Here's how that works. You hear your friend, who's an average paper-pusher in the public sector, comment about some obscure section of the vast sphere of socio-economics of this country and you think: Hmmm, why didn't I think of that first? And so you try to better your friend's efforts. I think this mentality has been so imbued into our psyche that we react in the same style even when real experts express calculated, experience-based and learned opinions.
Now apply this to those few that are privileged with the power of administering this country for us. Most ministers, you feel, are constantly suffering from both the greater form of this envy and ELS combined. Remember when honorable Kamaldeen said, regarding gang violence, that it can only be stopped when they (the gangs) stop it? That's right. He was having a terrible ELS attack right then.

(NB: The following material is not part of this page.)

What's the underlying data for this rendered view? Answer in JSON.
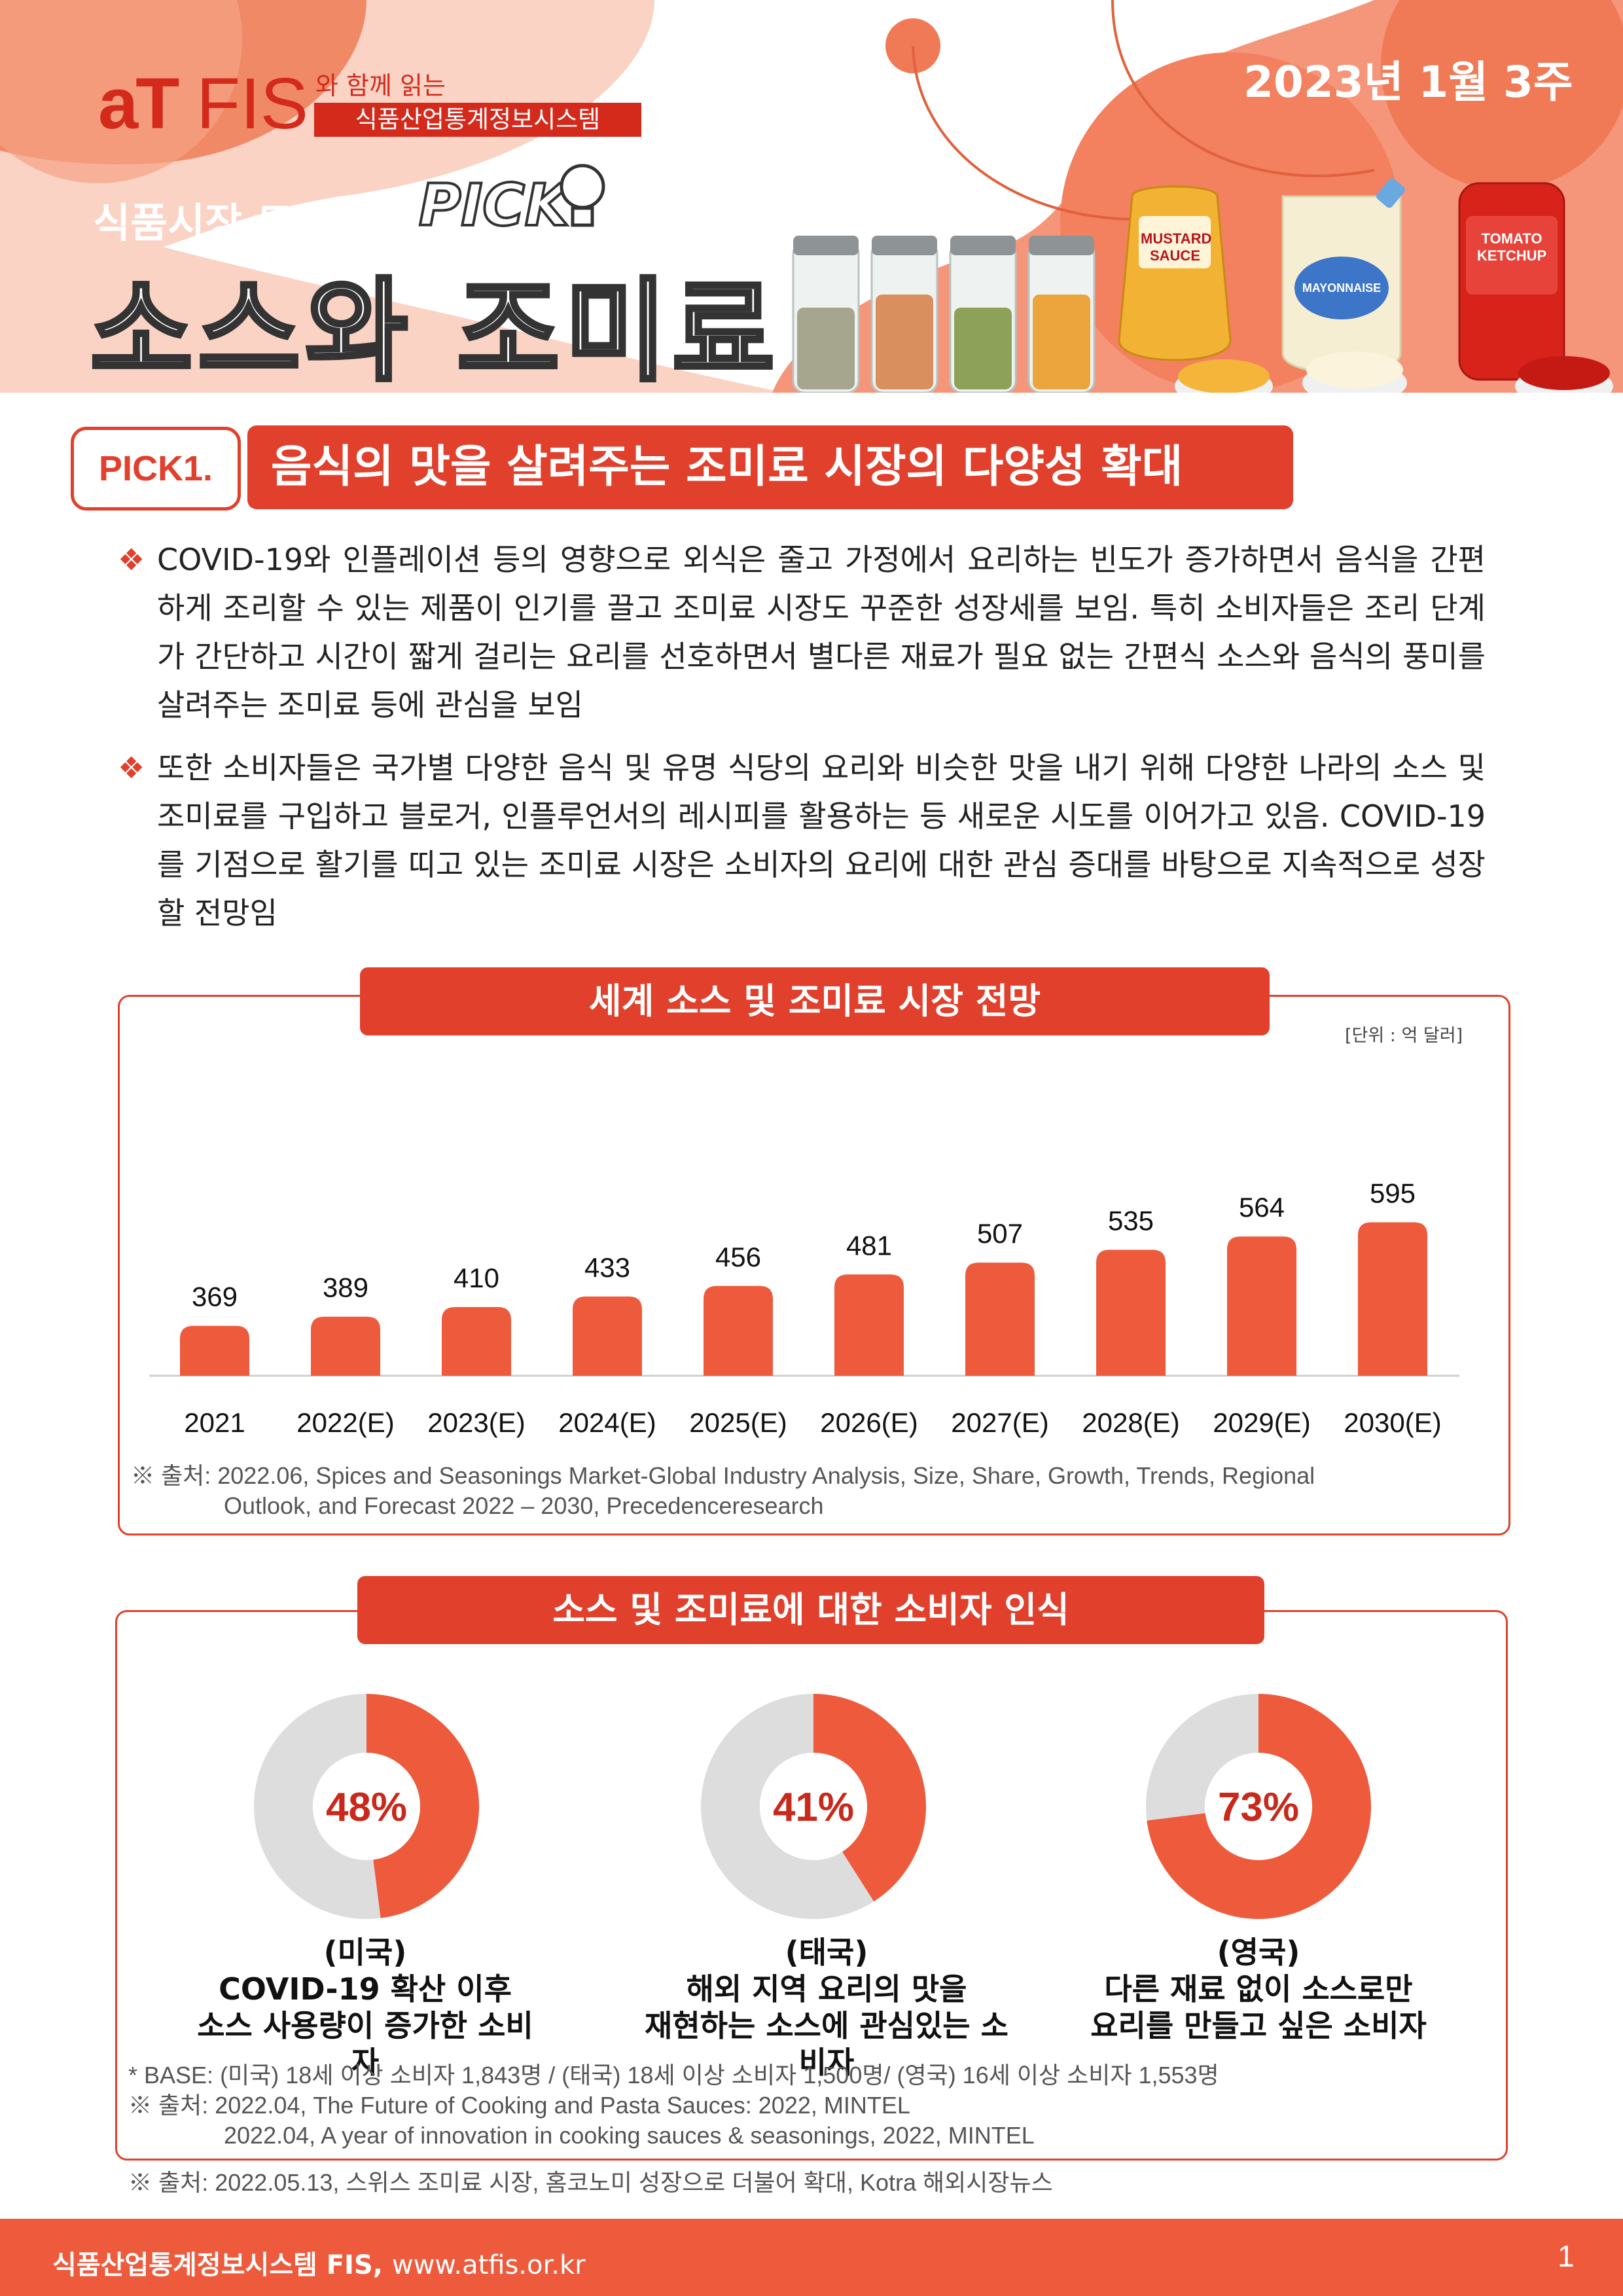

We can only imagine how many real experts from such institutions and establishments as the World Bank and IMF and the UNDP (etc) have given their expert advice on adjusting and transforming our economy, society, quality of life and the country? Remember the Vision 20-20 plan? Everything is big and beneficial to everyone on paper and then some idiot having an especially devastating attack of ELS goes and spends millions of dollars building a jetty for an island inhabited by 12 and a half people.
By the way, if you've missed it, I just had an episode, right there.